Cultural Context Matters
Hello again Salt & Light Stories subscribers! I hope you’ve had a good week. Today we’ll look specifically at why cultural context matters.
It is important to note, though, that cultural context shapes how we apply what it means to be salt and light. More and Wilberforce still lived and operated in a broadly Judeo-Christian framework — they could take for granted that most people still attended church somewhat regularly and believed in God (or at least a “higher power”). Our current context, however, is different. We, as 21st-century Christians, do not have that same luxury — there is not that same cultural compulsion to at least nominally attend any kind of church service regularly or believe in anything beyond ourselves. We can certainly learn lessons from the past, but if we misapply them it can be counterproductive
For example, we must remember that America is not a type of new Israel — we cannot act and live as thought the United States is (or ever has been) a Christian nation.

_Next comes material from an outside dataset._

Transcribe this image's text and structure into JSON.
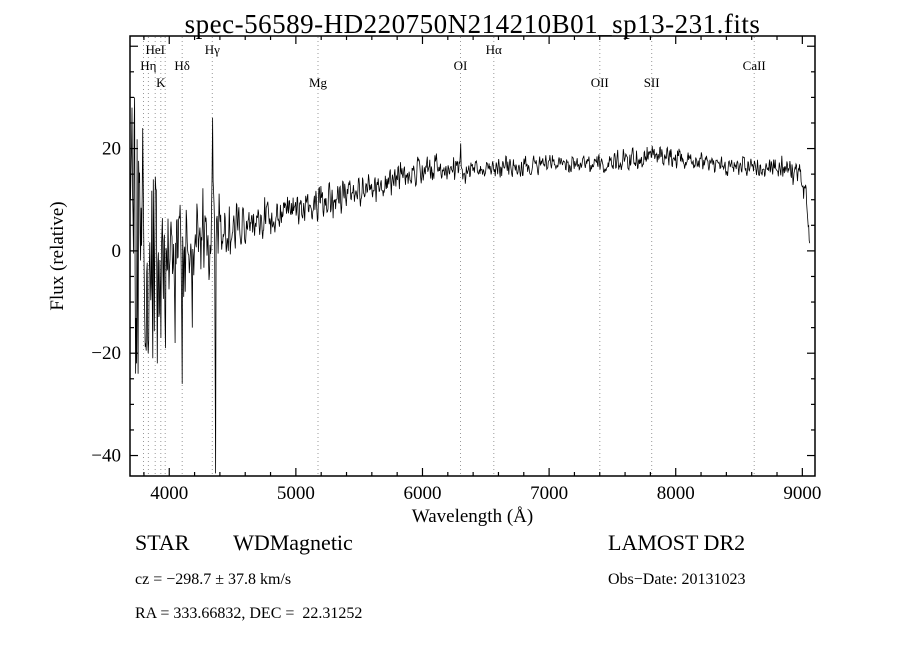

If we try to apply how God called Jews to be in Israel, and Israel to be as a uniquely covenanted nation, we can draw some dangerous conclusions for how we can be salt and light in the United States (and the West more generally) today. The better metaphor would be that Christians in American (and the West) are like the Israelites in Babylon — we are “strangers in a foreign a land” — our first allegiance is to Jesus and his Church, but we live under the rule and authority of the government of the United States. So, we must adjust how we live as salt and light in the world today.
But we can still learn from More and Wilberforce, and the many other lives whose stories we will be telling, that no matter the cultural context, Christ has called us to proclaim the Truth of his life, death, and resurrection. How we do that may look different for each of us, but the essential message should not change, for Jesus is, “the way, the truth, and the life” (John 14:6).